Ieri pomeriggio ho visto donne affannate che trasportavano teglie.
Papà con cassette di bibite.
Nonne con cestini di panini.
Tutti di corsa.
A scuola, mentre finivo di ascoltare il saggio della mia classe già la scena stava cambiando e cominciavano ad allestire per la festa. Pizzate, buffet, apericena (?) o dopocena.
Qualsiasi cosa va bene per celebrare la fine dell’anno scolastico (anche se è freddo come alla recita di Natale).
Siamo alle medie, la terra di mezzo.
Il momento meno brillante del curriculum scolastico dei nostri figli.
Alla materna erano buffi e teneri.
Alle elementari simpatici e bricconi.
Passa un attimo e sono alle medie: già ribelli.
E la seconda media è l’anno peggiore.
Mentre in prima sono un po’ spaesati, l’anno successivo i ragazzi esplodono e diventano ibridi alieni.
Tutte le diversità devono convivere.
Meravigliosi teenagers vestiti tutti con le stesse marche che affrontano il mondo armati di iPod.
Ci sono i bassetti, gli spilungoni, i bulli, le vamp e le bambinette.
Brufoli, apparecchio, trucco improponibile, capelli piastrati, vocine e vocioni, peli superflui, sopracciglia depilate ad ala di rondine, push-up ma anche ascelle puzzolenti, overdose di gel e parolacce.
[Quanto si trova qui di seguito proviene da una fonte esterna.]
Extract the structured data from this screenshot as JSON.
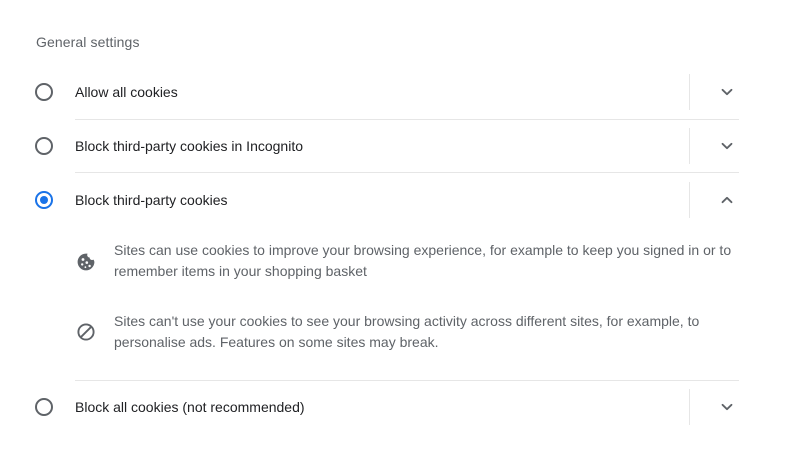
{
  "section": {
    "title": "General settings"
  },
  "options": [
    {
      "label": "Allow all cookies",
      "selected": false,
      "expanded": false
    },
    {
      "label": "Block third-party cookies in Incognito",
      "selected": false,
      "expanded": false
    },
    {
      "label": "Block third-party cookies",
      "selected": true,
      "expanded": true
    },
    {
      "label": "Block all cookies (not recommended)",
      "selected": false,
      "expanded": false
    }
  ],
  "details": [
    {
      "icon": "cookie-icon",
      "text": "Sites can use cookies to improve your browsing experience, for example to keep you signed in or to remember items in your shopping basket"
    },
    {
      "icon": "block-icon",
      "text": "Sites can't use your cookies to see your browsing activity across different sites, for example, to personalise ads. Features on some sites may break."
    }
  ],
  "colors": {
    "accent": "#1a73e8",
    "text_primary": "#202124",
    "text_secondary": "#5f6368",
    "divider": "#e6e6e6"
  }
}
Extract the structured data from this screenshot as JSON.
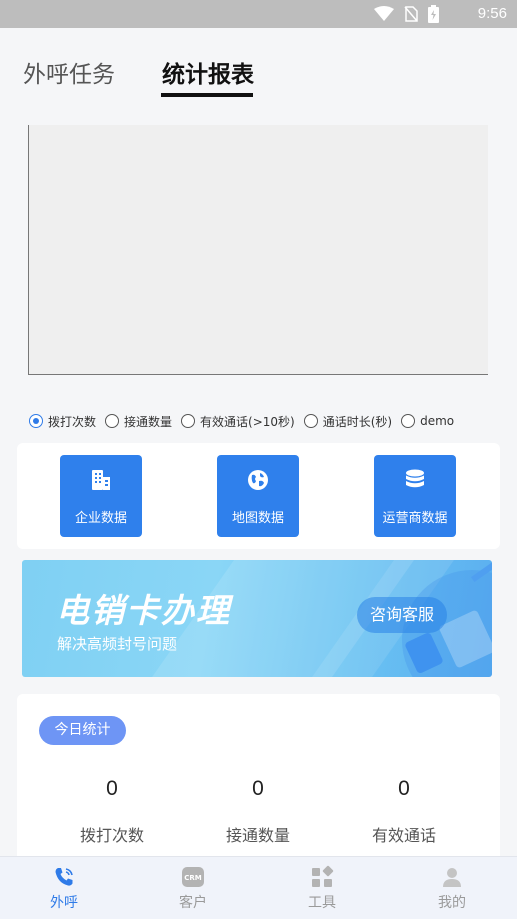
{
  "status_bar": {
    "time": "9:56"
  },
  "tabs": [
    {
      "label": "外呼任务",
      "active": false
    },
    {
      "label": "统计报表",
      "active": true
    }
  ],
  "metric_options": [
    {
      "label": "拨打次数",
      "checked": true
    },
    {
      "label": "接通数量",
      "checked": false
    },
    {
      "label": "有效通话(>10秒)",
      "checked": false
    },
    {
      "label": "通话时长(秒)",
      "checked": false
    },
    {
      "label": "demo",
      "checked": false
    }
  ],
  "data_buttons": [
    {
      "label": "企业数据",
      "icon": "building-icon"
    },
    {
      "label": "地图数据",
      "icon": "globe-icon"
    },
    {
      "label": "运营商数据",
      "icon": "database-icon"
    }
  ],
  "banner": {
    "title": "电销卡办理",
    "subtitle": "解决高频封号问题",
    "cta": "咨询客服"
  },
  "today_stats": {
    "badge": "今日统计",
    "items": [
      {
        "value": "0",
        "label": "拨打次数"
      },
      {
        "value": "0",
        "label": "接通数量"
      },
      {
        "value": "0",
        "label": "有效通话"
      }
    ]
  },
  "bottom_nav": [
    {
      "label": "外呼",
      "icon": "phone-icon",
      "active": true
    },
    {
      "label": "客户",
      "icon": "crm-icon",
      "active": false
    },
    {
      "label": "工具",
      "icon": "tools-icon",
      "active": false
    },
    {
      "label": "我的",
      "icon": "user-icon",
      "active": false
    }
  ],
  "colors": {
    "accent": "#2f80ec",
    "badge": "#6e95f5",
    "active_nav": "#2f7be8"
  }
}
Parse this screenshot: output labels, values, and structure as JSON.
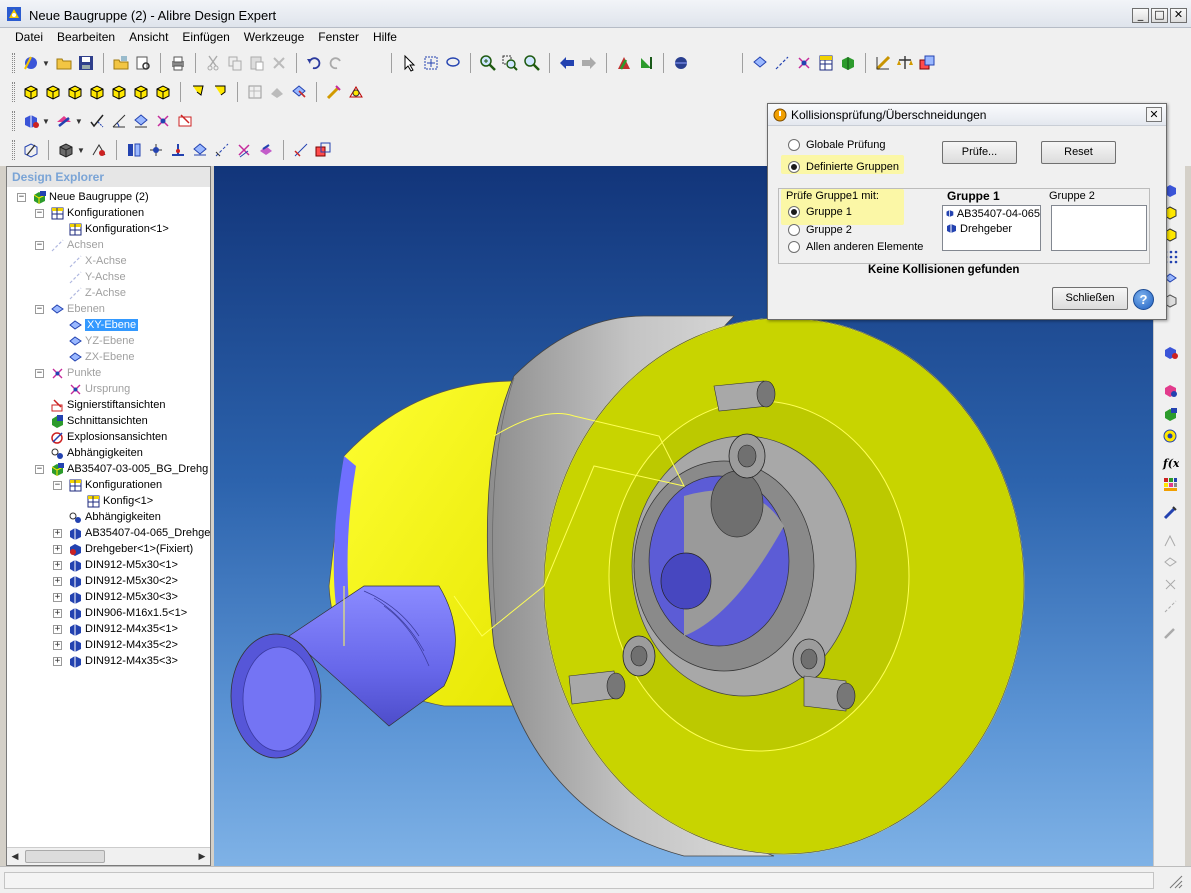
{
  "window": {
    "title": "Neue Baugruppe (2) - Alibre Design Expert",
    "min": "_",
    "max": "□",
    "close": "✕"
  },
  "menu": [
    "Datei",
    "Bearbeiten",
    "Ansicht",
    "Einfügen",
    "Werkzeuge",
    "Fenster",
    "Hilfe"
  ],
  "explorer": {
    "title": "Design Explorer",
    "nodes": [
      {
        "label": "Neue Baugruppe (2)",
        "level": 0,
        "exp": "−",
        "icon": "assembly-icon",
        "dim": false
      },
      {
        "label": "Konfigurationen",
        "level": 1,
        "exp": "−",
        "icon": "config-table-icon",
        "dim": false
      },
      {
        "label": "Konfiguration<1>",
        "level": 2,
        "exp": "",
        "icon": "config-table-icon",
        "dim": false
      },
      {
        "label": "Achsen",
        "level": 1,
        "exp": "−",
        "icon": "axis-icon",
        "dim": true
      },
      {
        "label": "X-Achse",
        "level": 2,
        "exp": "",
        "icon": "axis-icon",
        "dim": true
      },
      {
        "label": "Y-Achse",
        "level": 2,
        "exp": "",
        "icon": "axis-icon",
        "dim": true
      },
      {
        "label": "Z-Achse",
        "level": 2,
        "exp": "",
        "icon": "axis-icon",
        "dim": true
      },
      {
        "label": "Ebenen",
        "level": 1,
        "exp": "−",
        "icon": "plane-icon",
        "dim": true
      },
      {
        "label": "XY-Ebene",
        "level": 2,
        "exp": "",
        "icon": "plane-icon",
        "dim": false,
        "selected": true
      },
      {
        "label": "YZ-Ebene",
        "level": 2,
        "exp": "",
        "icon": "plane-icon",
        "dim": true
      },
      {
        "label": "ZX-Ebene",
        "level": 2,
        "exp": "",
        "icon": "plane-icon",
        "dim": true
      },
      {
        "label": "Punkte",
        "level": 1,
        "exp": "−",
        "icon": "point-icon",
        "dim": true
      },
      {
        "label": "Ursprung",
        "level": 2,
        "exp": "",
        "icon": "point-icon",
        "dim": true
      },
      {
        "label": "Signierstiftansichten",
        "level": 1,
        "exp": "",
        "icon": "pen-view-icon",
        "dim": false
      },
      {
        "label": "Schnittansichten",
        "level": 1,
        "exp": "",
        "icon": "section-view-icon",
        "dim": false
      },
      {
        "label": "Explosionsansichten",
        "level": 1,
        "exp": "",
        "icon": "explode-view-icon",
        "dim": false
      },
      {
        "label": "Abhängigkeiten",
        "level": 1,
        "exp": "",
        "icon": "constraint-icon",
        "dim": false
      },
      {
        "label": "AB35407-03-005_BG_Drehg",
        "level": 1,
        "exp": "−",
        "icon": "assembly-icon",
        "dim": false
      },
      {
        "label": "Konfigurationen",
        "level": 2,
        "exp": "−",
        "icon": "config-table-icon",
        "dim": false
      },
      {
        "label": "Konfig<1>",
        "level": 3,
        "exp": "",
        "icon": "config-table-icon",
        "dim": false
      },
      {
        "label": "Abhängigkeiten",
        "level": 2,
        "exp": "",
        "icon": "constraint-icon",
        "dim": false
      },
      {
        "label": "AB35407-04-065_Drehge",
        "level": 2,
        "exp": "+",
        "icon": "part-icon",
        "dim": false
      },
      {
        "label": "Drehgeber<1>(Fixiert)",
        "level": 2,
        "exp": "+",
        "icon": "part-fixed-icon",
        "dim": false
      },
      {
        "label": "DIN912-M5x30<1>",
        "level": 2,
        "exp": "+",
        "icon": "part-icon",
        "dim": false
      },
      {
        "label": "DIN912-M5x30<2>",
        "level": 2,
        "exp": "+",
        "icon": "part-icon",
        "dim": false
      },
      {
        "label": "DIN912-M5x30<3>",
        "level": 2,
        "exp": "+",
        "icon": "part-icon",
        "dim": false
      },
      {
        "label": "DIN906-M16x1.5<1>",
        "level": 2,
        "exp": "+",
        "icon": "part-icon",
        "dim": false
      },
      {
        "label": "DIN912-M4x35<1>",
        "level": 2,
        "exp": "+",
        "icon": "part-icon",
        "dim": false
      },
      {
        "label": "DIN912-M4x35<2>",
        "level": 2,
        "exp": "+",
        "icon": "part-icon",
        "dim": false
      },
      {
        "label": "DIN912-M4x35<3>",
        "level": 2,
        "exp": "+",
        "icon": "part-icon",
        "dim": false
      }
    ]
  },
  "dialog": {
    "title": "Kollisionsprüfung/Überschneidungen",
    "close": "✕",
    "mode_global": "Globale Prüfung",
    "mode_defined": "Definierte Gruppen",
    "check_button": "Prüfe...",
    "reset_button": "Reset",
    "check_group_label": "Prüfe Gruppe1 mit:",
    "opt_group1": "Gruppe 1",
    "opt_group2": "Gruppe 2",
    "opt_all": "Allen anderen Elemente",
    "group1_header": "Gruppe 1",
    "group2_header": "Gruppe 2",
    "group1_items": [
      "AB35407-04-065",
      "Drehgeber"
    ],
    "result": "Keine Kollisionen gefunden",
    "close_button": "Schließen",
    "help": "?"
  },
  "colors": {
    "accent_yellow": "#c8d400",
    "part_blue": "#6f6ff0",
    "selection": "#3399ff",
    "viewport_top": "#12357a",
    "viewport_bottom": "#7fb2e6"
  }
}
Ma soprattutto guerra all’ultimo sangue fra le Belibers, fan di Justin e le 1D, le acerrime nemiche, fan degli One Directions.
E di conseguenza anche i genitori diventano strani: non si racappezzano più.
E sparano al bersaglio più facile: il professore.
Ma non bisogna disperare, le scuole superiori sono dietro l’angolo e al liceo è bellissimo: nessuno pronuncia la parola pizzata e scrive TVTTB.

P.S. Mi hanno appena fatto notare che nella lista delle tipologie ho dimenticato i rapper: è verissimo, in seconda media è pieno di rapper! Oggi mia figlia ha rappato accompagnandomi (di mala voglia) a fare la spesa al super.